Question

The energy released in the neutralisation of ${{H}_{2}}S{{O}_{4}}$ and $KOH$ is -59.1kJ. Calculate the $\Delta H$ for the reaction:
\[{{H}_{2}}S{{O}_{4}}+2KOH\to {{K}_{2}}S{{O}_{4}}+2{{H}_{2}}O\]
A. $\Delta H=-436.2kJ$
B. $\Delta H=+118.2kJ$
C. $\Delta H=-220.2kJ$
D. $\Delta H=-118.2kJ$

Answer 1

Hint: This question requires the concept of manipulating the thermochemical equations in such a manner that the required equation gets obtained. As the equations change, the enthalpy changes accordingly.

Complete Solution :
In order to answer our question, we need to learn about the enthalpy. Enthalpies are of different types. Some of them are:
Standard enthalpy of reaction: As the enthalpy of a reaction varies with temperature, therefore, for the sake of comparison the values change in enthalpies for different reactions need to be expressed at their standard state conditions. The standard enthalpy of the system is "the enthalpy change for a reaction when all the participating substances are in their standard states".

- Phase transformation enthalpy: The three states of matter - Solid, liquid and gas differ from one another in the arrangement of their constituent particles. The magnitudes of intermolecular forces acting between the particles in these states are also different. It is a common observation that when solid is converted into the liquid state, energy is to be supplied. This energy is used in breaking the intermolecular forces in the solid which are of high magnitude. Whenever there is a change in the state of matter (solid liquid or from liquid gas), the process is called phase change or transition.
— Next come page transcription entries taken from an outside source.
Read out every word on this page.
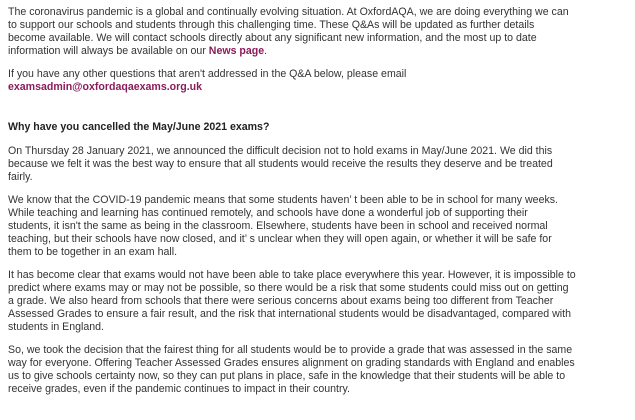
The coronavirus pandemic is a global and continually evolving situation. At OxfordAQA, we are doing everything we can
to support our schools and students through this challenging time. These Q&As will be updated as further details
become available. We will contact schools directly about any significant new information, and the most up to date
information will always be available on our News page.

If you have any other questions that aren't addressed in the Q&A below, please email
examsadmin@oxfordaqaexams.org.uk

Why have you cancelled the May/June 2021 exams?

On Thursday 28 January 2021, we announced the difficult decision not to hold exams in May/June 2021. We did this
because we felt it was the best way to ensure that all students would receive the results they deserve and be treated
fairly.

We know that the COVID-19 pandemic means that some students haven’ t been able to be in school for many weeks.
While teaching and learning has continued remotely, and schools have done a wonderful job of supporting their
students, it isn't the same as being in the classroom. Elsewhere, students have been in school and received normal
teaching, but their schools have now closed, and it’ s unclear when they will open again, or whether it will be safe for
them to be together in an exam hall.

It has become clear that exams would not have been able to take place everywhere this year. However, it is impossible to
predict where exams may or may not be possible, so there would be a risk that some students could miss out on getting
a grade. We also heard from schools that there were serious concerns about exams being too different from Teacher
Assessed Grades to ensure a fair result, and the risk that international students would be disadvantaged, compared with
students in England.

So, we took the decision that the fairest thing for all students would be to provide a grade that was assessed in the same
way for everyone. Offering Teacher Assessed Grades ensures alignment on grading standards with England and enables
us to give schools certainty now, so they can put plans in place, safe in the knowledge that their students will be able to
receive grades, even if the pandemic continues to impact in their country.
It is also achieved by the change in enthalpy or heat content of the system.

- Enthalpy of neutralisation: It is defined as the heat evolved or decreased in enthalpy when 1 g equivalent of an acid is neutralised by 1g equivalent of a base in dilute solution.
Apart from these 3, there are other enthalpies too, for different conditions accordingly.
When a reaction is multiplied or divided by a constant, then the enthalpy also gets multiplied or divided respectively, by the same constant. Now, balancing the reaction of ${{H}_{2}}S{{O}_{4}}$and $KOH$we have:
\[\dfrac{1}{2}{{H}_{2}}S{{O}_{4}}+KOH\to \dfrac{1}{2}{{K}_{2}}S{{O}_{4}}+{{H}_{2}}O,\,\,\,\Delta H=-59.1kJ/mol\]

- Now, if we multiply the whole equation by 2, to obtain the required equation, we have:
\[{{H}_{2}}S{{O}_{4}}+2KOH\to {{K}_{2}}S{{O}_{4}}+2{{H}_{2}}O,\,\,\,\Delta H=2\times (-59.1)=\,-118.2kJ/mol\]
So, we obtain $\Delta H=\,-118.2kJ/mol$,
So, the correct answer is “Option D”.

Note: It is to be noted that when we talk about enthalpy, we always talk about the enthalpy difference. The absolute enthalpy cannot be found out as the origin or zero point cannot be reached.